Na época passada nas contas finais foram mais dez pontos, enquanto todos os outros clubes entre eventuais ganhos e perdas no final ficaram naturalmente com saldos equilibrados.
Apenas e sempre só um clube é sistematicamente beneficiado. Um clube que tem uma prática constante de ameaças e coacção sobre equipas de arbitragem, invade centros de treino, diariamente através do seu presidente e dirigentes insinua e ataca tudo de nós, inclusive treinadores e jogadores de equipas adversárias, e que beneficia da total omissão da disciplina desportiva em flagrante contraste com o que acontece com todos os outros Clubes. Estando o campeonato a entrar na sua fase decisiva, o que se passou nestas últimas duas jornadas começa a ultrapassar todos os limites. Em Alvalade foi perdoada uma expulsão a A….. inexplicáveis. E ontem ultrapassou-me tudo, mas tudo com vários lances sempre ajuizados a favor do mesmo clube como no golo totalmente limpo, e que não merece qualquer tipo de dúvida, anulado ao M….. que daria o 2-0, a validação do terceiro golo do F….. claramente precedido de falta de ….. e o pênalti indiscutível que ficou por assinalar a favor do M….. por falta de F…...
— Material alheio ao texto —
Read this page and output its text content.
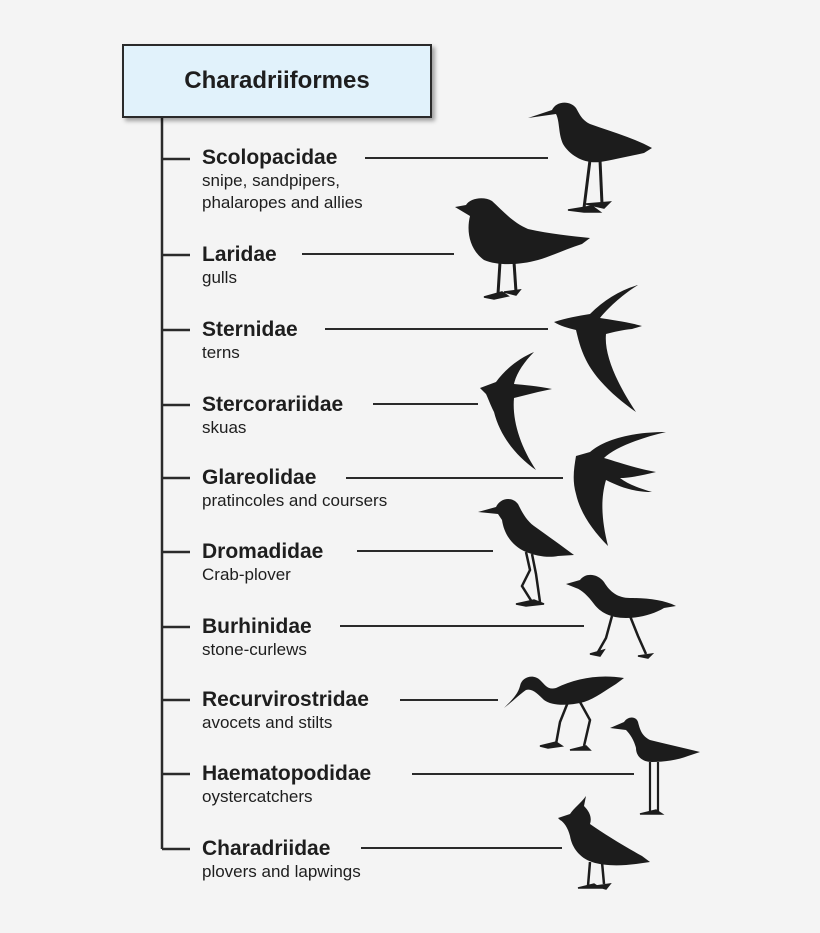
Charadriiformes
Scolopacidae
snipe, sandpipers,
phalaropes and allies
Laridae
gulls
Sternidae
terns
Stercorariidae
skuas
Glareolidae
pratincoles and coursers
Dromadidae
Crab-plover
Burhinidae
stone-curlews
Recurvirostridae
avocets and stilts
Haematopodidae
oystercatchers
Charadriidae
plovers and lapwings
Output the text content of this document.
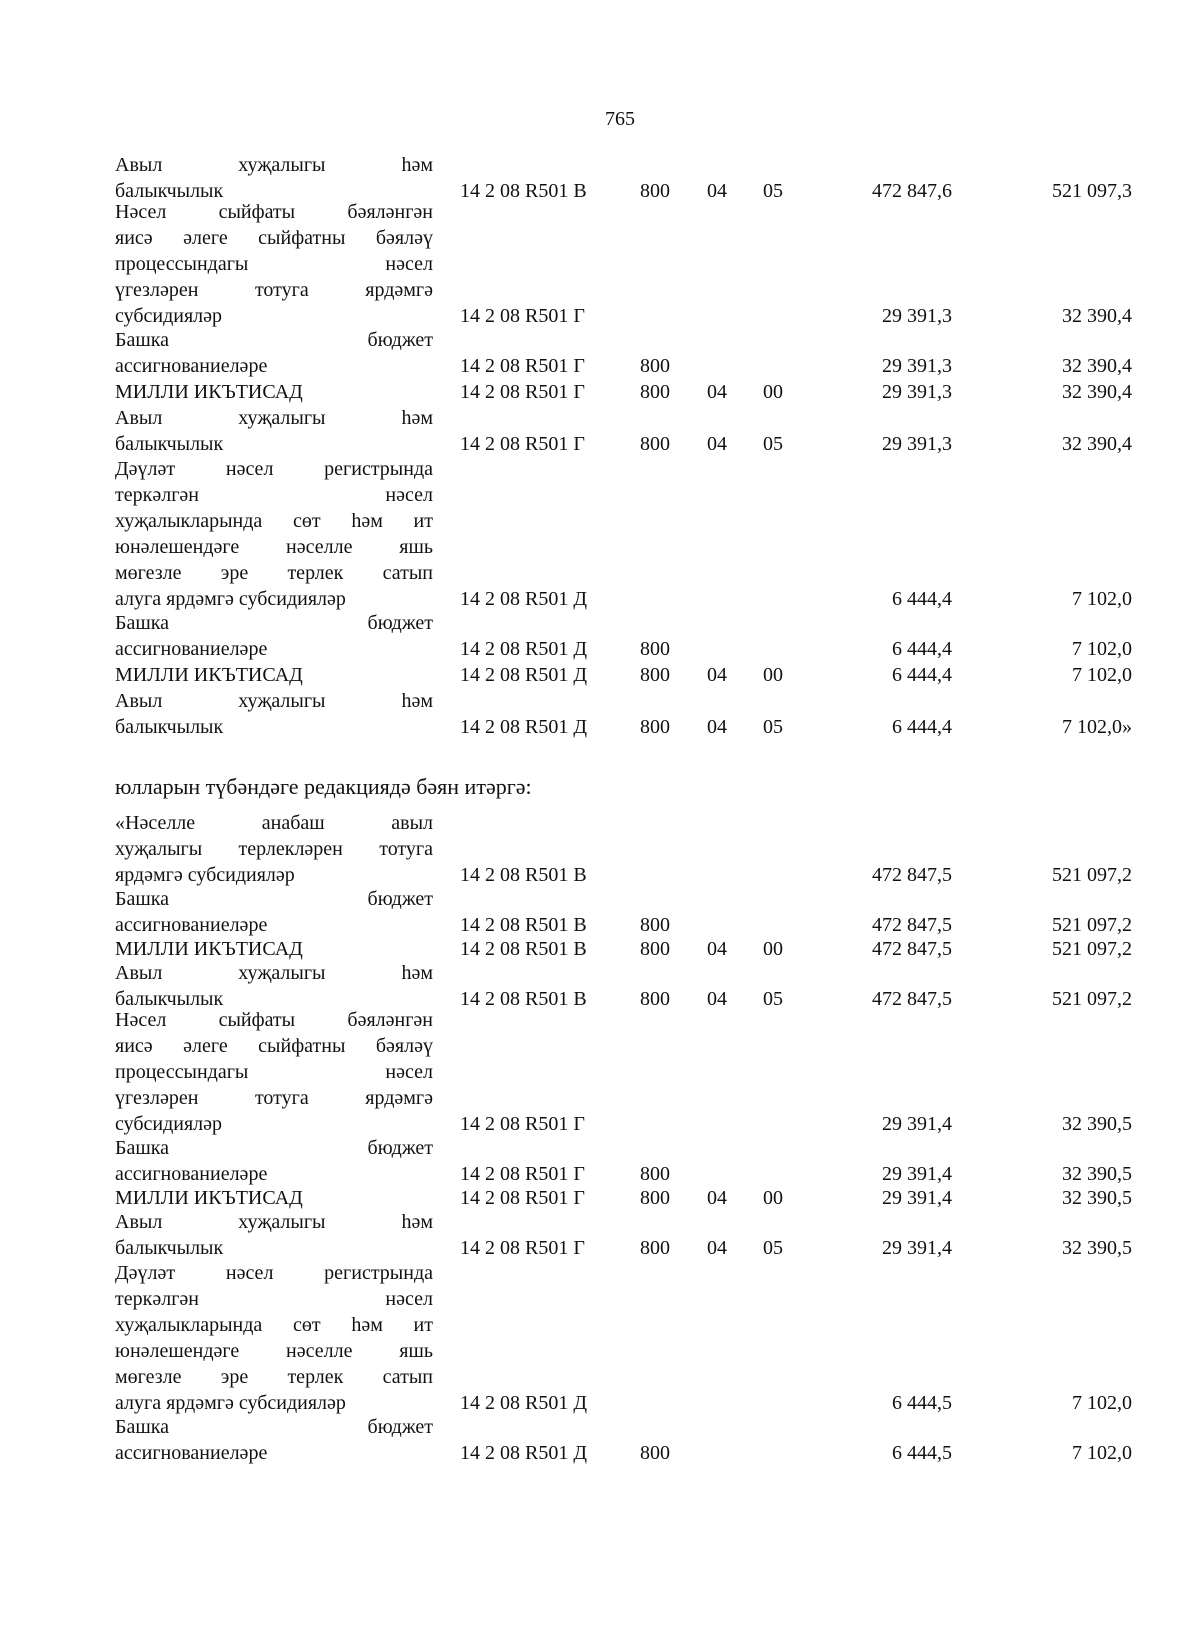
765
Авыл хуҗалыгы һәм
балыкчылык	14 2 08 R501 В	800 04 05	472 847,6	521 097,3
Нәсел сыйфаты бәяләнгән
яисә әлеге сыйфатны бәяләү
процессындагы нәсел
үгезләрен тотуга ярдәмгә
субсидияләр	14 2 08 R501 Г	29 391,3	32 390,4
Башка бюджет
ассигнованиеләре	14 2 08 R501 Г	800	29 391,3	32 390,4
МИЛЛИ ИКЪТИСАД	14 2 08 R501 Г	800 04 00	29 391,3	32 390,4
Авыл хуҗалыгы һәм
балыкчылык	14 2 08 R501 Г	800 04 05	29 391,3	32 390,4
Дәүләт нәсел регистрында
теркәлгән нәсел
хуҗалыкларында сөт һәм ит
юнәлешендәге нәселле яшь
мөгезле эре терлек сатып
алуга ярдәмгә субсидияләр	14 2 08 R501 Д	6 444,4	7 102,0
Башка бюджет
ассигнованиеләре	14 2 08 R501 Д	800	6 444,4	7 102,0
МИЛЛИ ИКЪТИСАД	14 2 08 R501 Д	800 04 00	6 444,4	7 102,0
Авыл хуҗалыгы һәм
балыкчылык	14 2 08 R501 Д	800 04 05	6 444,4	7 102,0»
юлларын түбәндәге редакциядә бәян итәргә:
«Нәселле анабаш авыл
хуҗалыгы терлекләрен тотуга
ярдәмгә субсидияләр	14 2 08 R501 В	472 847,5	521 097,2
Башка бюджет
ассигнованиеләре	14 2 08 R501 В	800	472 847,5	521 097,2
МИЛЛИ ИКЪТИСАД	14 2 08 R501 В	800 04 00	472 847,5	521 097,2
Авыл хуҗалыгы һәм
балыкчылык	14 2 08 R501 В	800 04 05	472 847,5	521 097,2
Нәсел сыйфаты бәяләнгән
яисә әлеге сыйфатны бәяләү
процессындагы нәсел
үгезләрен тотуга ярдәмгә
субсидияләр	14 2 08 R501 Г	29 391,4	32 390,5
Башка бюджет
ассигнованиеләре	14 2 08 R501 Г	800	29 391,4	32 390,5
МИЛЛИ ИКЪТИСАД	14 2 08 R501 Г	800 04 00	29 391,4	32 390,5
Авыл хуҗалыгы һәм
балыкчылык	14 2 08 R501 Г	800 04 05	29 391,4	32 390,5
Дәүләт нәсел регистрында
теркәлгән нәсел
хуҗалыкларында сөт һәм ит
юнәлешендәге нәселле яшь
мөгезле эре терлек сатып
алуга ярдәмгә субсидияләр	14 2 08 R501 Д	6 444,5	7 102,0
Башка бюджет
ассигнованиеләре	14 2 08 R501 Д	800	6 444,5	7 102,0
Num Campeonato onde, só nesta primeira volta, o F….. também beneficiou de erros frente a vitória de G….., P….., S….. e R….., como é reconhecido pela generalidade dos analistas independentes. E a que acresce o golo mal validado no jogo para a Taça de Portugal também com o S….., em que só o árbitro e o VAR não viram a falta nítida que aconteceu o golo.
Tantos erros assim como têm acontecido nestas duas últimas épocas só mesmo nos tempos do Apito Dourado!
Factos são factos (por isso publicamos no nosso Site esses lances para todos poderem avaliar) e todas as tentativas grotescas, ridículas e artificiais com que procuram levantar suspeitas sobre lances perfeitamente limpos, como o penálti ontem cometido sobre Vinícius, mais não é do que a tradicional estratégia de desviar as atenções e esconder os sucessivos erros que os têm ajudado. Expulsões prematuras inventadas a adversários, sucessivas expulsões perdoadas aos seus jogadores, golos limpos contra invalidados, decisões absurdas que nem o VAR consegue escrutinar, de tudo têm beneficiado. Foi a época passada com mais 10 pontos, neste já vão com pelo menos mais sete.
São erros e erros de análise a mais sempre a favor do mesmo e sempre pelas mesmas equipas de arbitragem, e não se pode invocar sequer a inexperiência. Em nome do prestígio das competições a verdade desportiva exige mais!»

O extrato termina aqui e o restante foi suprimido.